I have, actually set a goal. I will NOT mention any specific events, reveals etc. past 100 pages. Those are all safe. Generalities that are not spoilery, of course, I will speak to because that’s how I have always review books. But I don’t deal in spoilers and will continue not to. So, in order to abide by these two principals. I will provide the summary.
Buddy Reads Co-Hosting With Becky @CrookBooks
I quit. I give and wave the white flag. Apparently, for whatever reason, Becky is not yet sick of me. I don’t have an explanation for it. We just keep finding books to read together. Forest of Souls is next with Witches Steeped In Gold and, I think Gilded Ones as buddy reads for next year?! Maybe I’m imagining that, but I don’t think so. At this point I figure she’s just co-hosting my site. So, there’s that. You know. Like a podcast. Co-hosting, with Becky. And so welcome to Becky co-hosting my read and review of A Declaration of the Rights of Magicians by H.G. Parry (her review is linked above). And it is a good thing to have a co-host because you know me…
A Declaration Of The Rights Of Magicians By H.G. Parry- Goodreads Summary:
A sweeping tale of revolution and wonder in a world not quite like our own, A Declaration of the Rights of Magicians is a genre-defying story of magic, war, and the struggle for freedom in the early modern world.
It is the Age of Enlightenment — of new and magical political movements, from the necromancer Robespierre calling for revolution in France to the weather mage Toussaint L’Ouverture leading the slaves of Haiti in their fight for freedom, to the bold new Prime Minister William Pitt weighing the legalization of magic amongst commoners in Britain and abolition throughout its colonies overseas. But amidst all of the upheaval of the early modern world, there is an unknown force inciting all of human civilization into violent conflict. And it will require the combined efforts of revolutionaries, magicians, and abolitionists to unmask this hidden enemy before the whole world falls to darkness and chaos.
I hope this will serve to comfort you as you go forth that
- You have a solid grip as to what A Deceleration of the Rights of Magicians is about (although really that isn’t at all a fair warning)

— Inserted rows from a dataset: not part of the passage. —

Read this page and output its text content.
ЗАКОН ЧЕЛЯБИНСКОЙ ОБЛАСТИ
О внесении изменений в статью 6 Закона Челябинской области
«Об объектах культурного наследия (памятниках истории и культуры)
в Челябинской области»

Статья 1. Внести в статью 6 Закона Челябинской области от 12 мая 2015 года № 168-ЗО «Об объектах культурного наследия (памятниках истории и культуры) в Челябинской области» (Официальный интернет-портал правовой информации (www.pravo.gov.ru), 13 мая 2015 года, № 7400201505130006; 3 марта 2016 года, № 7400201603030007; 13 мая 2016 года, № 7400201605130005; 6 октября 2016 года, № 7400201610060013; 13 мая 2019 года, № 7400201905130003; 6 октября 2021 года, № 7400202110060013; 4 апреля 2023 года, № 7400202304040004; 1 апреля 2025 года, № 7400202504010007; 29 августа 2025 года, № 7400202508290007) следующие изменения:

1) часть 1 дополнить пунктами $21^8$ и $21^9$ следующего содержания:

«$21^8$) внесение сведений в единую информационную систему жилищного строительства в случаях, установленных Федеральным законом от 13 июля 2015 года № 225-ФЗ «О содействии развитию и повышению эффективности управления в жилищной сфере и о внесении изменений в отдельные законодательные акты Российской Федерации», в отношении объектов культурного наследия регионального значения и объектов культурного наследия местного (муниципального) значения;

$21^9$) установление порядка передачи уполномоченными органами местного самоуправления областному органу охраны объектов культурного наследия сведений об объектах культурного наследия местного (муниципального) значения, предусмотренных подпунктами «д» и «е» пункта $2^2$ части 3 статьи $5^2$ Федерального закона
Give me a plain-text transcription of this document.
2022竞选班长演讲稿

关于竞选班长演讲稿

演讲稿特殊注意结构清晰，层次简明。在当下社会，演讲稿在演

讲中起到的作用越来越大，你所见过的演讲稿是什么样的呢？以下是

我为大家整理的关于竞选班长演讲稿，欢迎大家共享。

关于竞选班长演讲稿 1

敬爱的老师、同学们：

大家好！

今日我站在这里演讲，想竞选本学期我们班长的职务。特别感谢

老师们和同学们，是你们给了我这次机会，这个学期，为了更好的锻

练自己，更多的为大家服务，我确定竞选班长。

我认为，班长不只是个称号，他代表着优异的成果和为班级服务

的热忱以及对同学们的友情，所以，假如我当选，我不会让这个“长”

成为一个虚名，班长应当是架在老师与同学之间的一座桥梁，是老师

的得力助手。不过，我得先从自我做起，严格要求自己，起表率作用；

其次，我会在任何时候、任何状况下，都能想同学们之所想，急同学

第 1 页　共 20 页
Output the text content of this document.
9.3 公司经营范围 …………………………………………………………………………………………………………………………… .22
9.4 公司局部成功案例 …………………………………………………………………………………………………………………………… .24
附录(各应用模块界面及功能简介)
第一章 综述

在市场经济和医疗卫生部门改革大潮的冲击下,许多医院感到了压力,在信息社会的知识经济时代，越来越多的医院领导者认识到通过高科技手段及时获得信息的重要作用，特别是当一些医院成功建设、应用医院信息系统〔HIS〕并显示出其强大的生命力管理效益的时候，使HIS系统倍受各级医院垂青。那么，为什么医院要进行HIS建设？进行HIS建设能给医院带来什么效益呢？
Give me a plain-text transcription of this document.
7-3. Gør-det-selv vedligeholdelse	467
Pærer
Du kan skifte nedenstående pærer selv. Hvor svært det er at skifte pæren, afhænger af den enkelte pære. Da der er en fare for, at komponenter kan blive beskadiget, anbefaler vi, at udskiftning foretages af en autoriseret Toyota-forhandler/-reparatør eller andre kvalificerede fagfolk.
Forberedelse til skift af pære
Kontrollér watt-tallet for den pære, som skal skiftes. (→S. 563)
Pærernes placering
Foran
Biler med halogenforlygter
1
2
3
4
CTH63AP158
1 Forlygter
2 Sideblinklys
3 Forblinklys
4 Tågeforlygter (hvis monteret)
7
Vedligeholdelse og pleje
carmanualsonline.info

- I am not giving away any major, specific spoilers, as always. This is my oath by this website. I don’t unless noted and warning given. And this is not one of those times.
DO NOT. LET ME REPEAT. DO NOT. DO NOT SLAM THIS BOOK DOWN OR TRY TO SLAM THIS BOOK DOWN IN A DAY. Most readers, I imagine will read that sentence and think, is this a thing? I speak, mostly to other reviewers out there, truly. This is not a book you can pick up and expect to just throw back in a day. It is dense, but definitely not in a bad way. Anyone who has been around my site long enough knows that I am diagnosed and medicated for ADD. I can’t deal with twenty pages to describe a tree. I can’t handle overly descriptive, lack of action type books (see 800-page Adult Fantasy books). A Declaration of the Rights of Magicians is NOT THAT BOOK.
Thank You to Orbit for an ARC in exchange for an honest review.
What I mean is that H.G. Parry is working with a lot of material (specifics coming later). To rush through it would be a sin. Not only is Parry working with a lot of material, but she is working with it masterfully. To rush through it as a reader would not only contribute to you missing the intricate blending on her craftsmanship, but it would be completely overwhelming. You would end up either stopping altogether, or walking away with a negative view of an exquisite work.
Second, do you have to be a history geek to enjoy A Declaration of the Rights of Magicians? No. You don’t even have to love history. I would imagine not having a vitriol hatred of history to be helpful. Outside of Kiersten White (And I Darken and Guinevere Deception), I haven’t read a lot of Alternative History because it tends to veer into the romantic. This does not. What it does do is align to the events leading up to and during the French Revolution with brilliant accuracy (with magic, of course). But you don’t need to know any of that to enjoy it.
About This Alternative History Thing…
The bulk of my historical curiosities and my minor in America History surrounded the American Revolution. There is overlap there between Jefferson, Lafayette and the French Revolution. I will say that I was surprised and a bit disappointed that they didn’t make an appearance in A Declaration of the Rights of Magicians. I’m sure Parry had her reasons for this, and it is nitpicking to bringing it up. I mean hell, the title is taken from the Declaration of the Rights of Man and of the Citizen.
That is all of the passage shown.